Authorities in Seychelles have joined forces with experts from the Food and Agricultural Organisation (FAO) to draft an antimicrobial resistance action plan for the island nation.
This is being done through a five-day workshop being held at Eden Blue Hotel on the main island of Mahe where representatives will evaluate Seychelles’ current action plan and assess its surveillance of antimicrobial resistance.
Antimicrobials include antibiotics and antivirals among others used to treat diseases in humans, animals and plants.
However, the misuse of these drugs could result in other micro-organisms that can become resistant to them and threaten not only people’s health but also food safety and security.
“This workshop is one that is very important to us as we are focusing on our people’s capacity to deal with the issues as well as evaluating the national surveillance system we have in place,” the Minister for Agriculture, Flavien Joubert, said at the opening of the workshop on Monday.
Health professionals and representatives from the local department of agriculture are receiving assistance from experts of FAO to ensure that Seychelles’ action plan covers all bases.
“We know that this is a problem in the health system as well as one in livestock production, as we know there is a connection between animals in the wild and those on farms,” said Joubert.
The Seychelles draft national action plan on antimicrobial resistance, which was developed in 2017 and validated in 2018, was used during the workshop.
“The country is reviewing the draft with FAO today, which is a good thing as there are new elements that have been included,” said an independent Seychellois veterinarian, Dr Jimmy Melanie.
“This will ensure that we have an action plan that is more up to date with developments in the field. This will especially apply in the field of surveillance, control and resistance and at the same time we will learn how to report on the issue,” he added.

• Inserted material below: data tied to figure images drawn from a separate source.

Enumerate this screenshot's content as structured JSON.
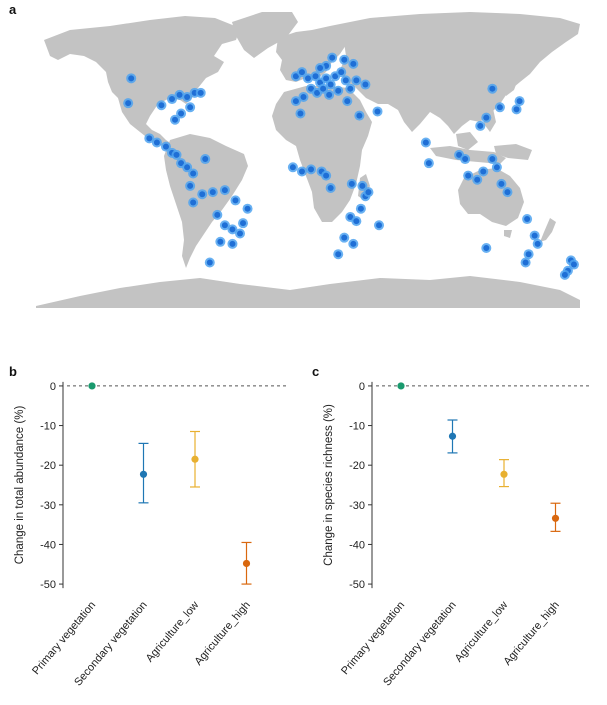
{
  "figure": {
    "panel_a_label": "a",
    "panel_b_label": "b",
    "panel_c_label": "c"
  },
  "colors": {
    "land": "#c3c3c3",
    "site_fill": "#1f6fd6",
    "site_halo": "#4fa3f0",
    "primary": "#1a9a6e",
    "secondary": "#1f77b4",
    "agri_low": "#e8b030",
    "agri_high": "#d9680f",
    "zero_line": "#555555"
  },
  "map": {
    "title": "",
    "sites": [
      [
        -117,
        51
      ],
      [
        -119,
        39
      ],
      [
        -97,
        38
      ],
      [
        -90,
        41
      ],
      [
        -85,
        43
      ],
      [
        -80,
        42
      ],
      [
        -75,
        44
      ],
      [
        -71,
        44
      ],
      [
        -78,
        37
      ],
      [
        -84,
        34
      ],
      [
        -88,
        31
      ],
      [
        -105,
        22
      ],
      [
        -100,
        20
      ],
      [
        -94,
        18
      ],
      [
        -90,
        15
      ],
      [
        -87,
        14
      ],
      [
        -84,
        10
      ],
      [
        -80,
        8
      ],
      [
        -76,
        5
      ],
      [
        -68,
        12
      ],
      [
        -78,
        -1
      ],
      [
        -76,
        -9
      ],
      [
        -70,
        -5
      ],
      [
        -63,
        -4
      ],
      [
        -55,
        -3
      ],
      [
        -48,
        -8
      ],
      [
        -40,
        -12
      ],
      [
        -60,
        -15
      ],
      [
        -55,
        -20
      ],
      [
        -50,
        -22
      ],
      [
        -45,
        -24
      ],
      [
        -58,
        -28
      ],
      [
        -65,
        -38
      ],
      [
        -50,
        -29
      ],
      [
        -43,
        -19
      ],
      [
        -8,
        52
      ],
      [
        -4,
        54
      ],
      [
        0,
        51
      ],
      [
        5,
        52
      ],
      [
        8,
        49
      ],
      [
        12,
        51
      ],
      [
        15,
        48
      ],
      [
        18,
        52
      ],
      [
        22,
        54
      ],
      [
        25,
        50
      ],
      [
        2,
        46
      ],
      [
        6,
        44
      ],
      [
        10,
        46
      ],
      [
        14,
        43
      ],
      [
        20,
        45
      ],
      [
        -3,
        42
      ],
      [
        -8,
        40
      ],
      [
        28,
        46
      ],
      [
        32,
        50
      ],
      [
        38,
        48
      ],
      [
        30,
        58
      ],
      [
        24,
        60
      ],
      [
        12,
        57
      ],
      [
        8,
        56
      ],
      [
        16,
        61
      ],
      [
        26,
        40
      ],
      [
        34,
        33
      ],
      [
        46,
        35
      ],
      [
        -5,
        34
      ],
      [
        -10,
        8
      ],
      [
        -4,
        6
      ],
      [
        2,
        7
      ],
      [
        9,
        6
      ],
      [
        12,
        4
      ],
      [
        15,
        -2
      ],
      [
        29,
        0
      ],
      [
        36,
        -1
      ],
      [
        38,
        -6
      ],
      [
        40,
        -4
      ],
      [
        35,
        -12
      ],
      [
        28,
        -16
      ],
      [
        32,
        -18
      ],
      [
        47,
        -20
      ],
      [
        24,
        -26
      ],
      [
        30,
        -29
      ],
      [
        20,
        -34
      ],
      [
        78,
        20
      ],
      [
        80,
        10
      ],
      [
        100,
        14
      ],
      [
        104,
        12
      ],
      [
        106,
        4
      ],
      [
        112,
        2
      ],
      [
        116,
        6
      ],
      [
        122,
        12
      ],
      [
        125,
        8
      ],
      [
        128,
        0
      ],
      [
        132,
        -4
      ],
      [
        114,
        28
      ],
      [
        118,
        32
      ],
      [
        127,
        37
      ],
      [
        138,
        36
      ],
      [
        140,
        40
      ],
      [
        122,
        46
      ],
      [
        145,
        -17
      ],
      [
        150,
        -25
      ],
      [
        152,
        -29
      ],
      [
        146,
        -34
      ],
      [
        144,
        -38
      ],
      [
        118,
        -31
      ],
      [
        174,
        -37
      ],
      [
        176,
        -39
      ],
      [
        172,
        -42
      ],
      [
        170,
        -44
      ]
    ]
  },
  "chart_data": [
    {
      "type": "scatter",
      "panel": "b",
      "title": "",
      "xlabel": "",
      "ylabel": "Change in total abundance (%)",
      "categories": [
        "Primary vegetation",
        "Secondary vegetation",
        "Agriculture_low",
        "Agriculture_high"
      ],
      "values": [
        0,
        -22.3,
        -18.5,
        -44.8
      ],
      "error_low": [
        0,
        -29.5,
        -25.5,
        -50
      ],
      "error_high": [
        0,
        -14.5,
        -11.5,
        -39.5
      ],
      "ylim": [
        -52,
        2
      ],
      "yticks": [
        "0",
        "-10",
        "-20",
        "-30",
        "-40",
        "-50"
      ],
      "reference_line": 0
    },
    {
      "type": "scatter",
      "panel": "c",
      "title": "",
      "xlabel": "",
      "ylabel": "Change in species richness (%)",
      "categories": [
        "Primary vegetation",
        "Secondary vegetation",
        "Agriculture_low",
        "Agriculture_high"
      ],
      "values": [
        0,
        -12.7,
        -22.3,
        -33.4
      ],
      "error_low": [
        0,
        -16.9,
        -25.4,
        -36.7
      ],
      "error_high": [
        0,
        -8.6,
        -18.6,
        -29.6
      ],
      "ylim": [
        -52,
        2
      ],
      "yticks": [
        "0",
        "-10",
        "-20",
        "-30",
        "-40",
        "-50"
      ],
      "reference_line": 0
    }
  ]
}
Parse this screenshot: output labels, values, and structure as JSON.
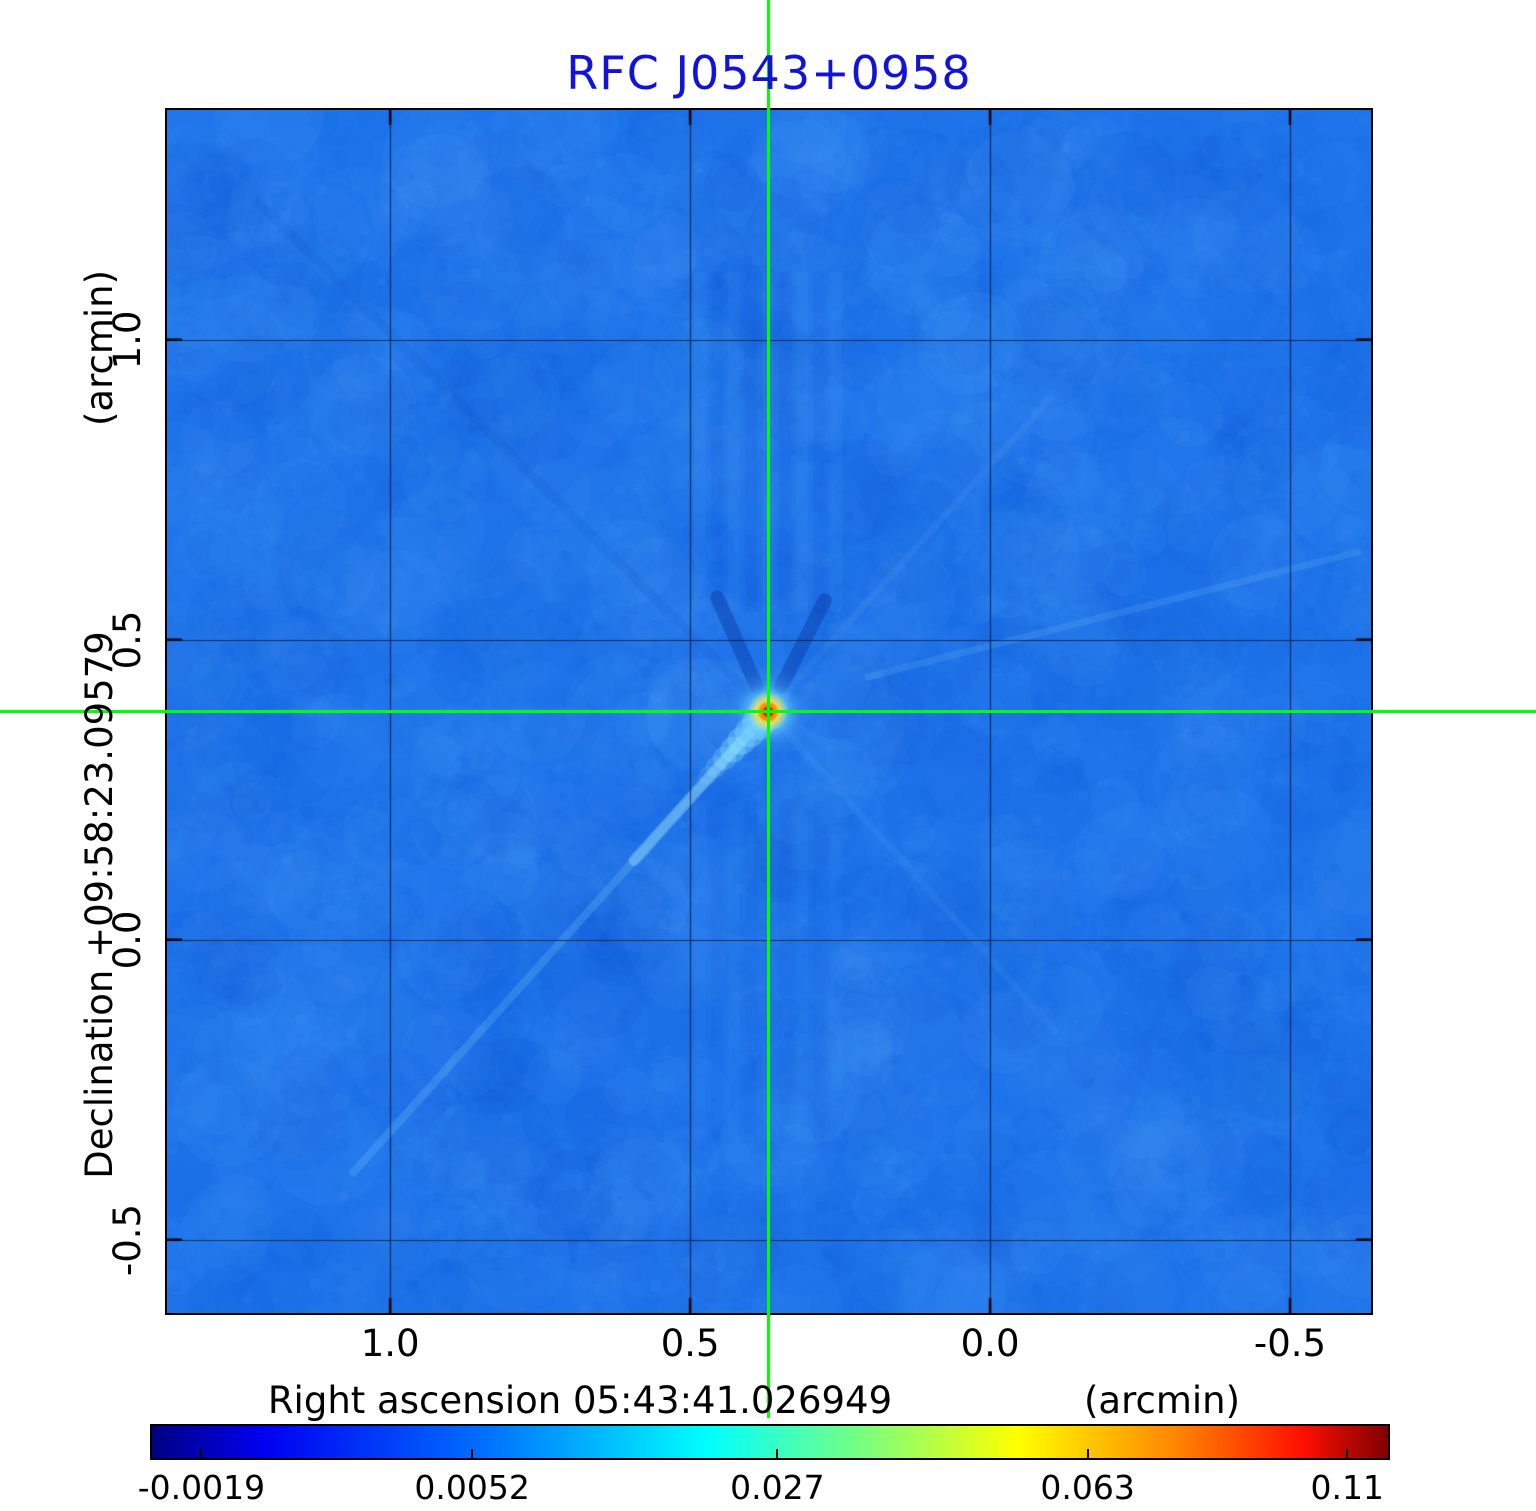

Melanie explained that “in the previous draft there were already things that were being implemented especially in the public health lab, now with the new one we will also include animal tests.”
Despite having drafted an action plan, Seychelles had not really started the surveillance that it will undertake with the new action plan.
The workshop aims to re-emphasise the national plan on the surveillance of the various microbes that exist in the environment and the treatments used to control them.
In order to ensure that it is comprehensive, the representatives will use tools provided by the FAO to map and assess the laboratory capacity to analyse and detect antimicrobials in the food and agricultural sectors, how the data collected is analysed as well as find ways to further improve the system put in place.
Melanie said that the draft is not one that stands alone and that “it is under the one health umbrella, once we have a one health committee established we will go ahead with the programme.”
Once the review is completed, Seychelles will have an action plan that it may use for the coming three to five years and work to achieve the world goal of health and prosperity through sustainable means.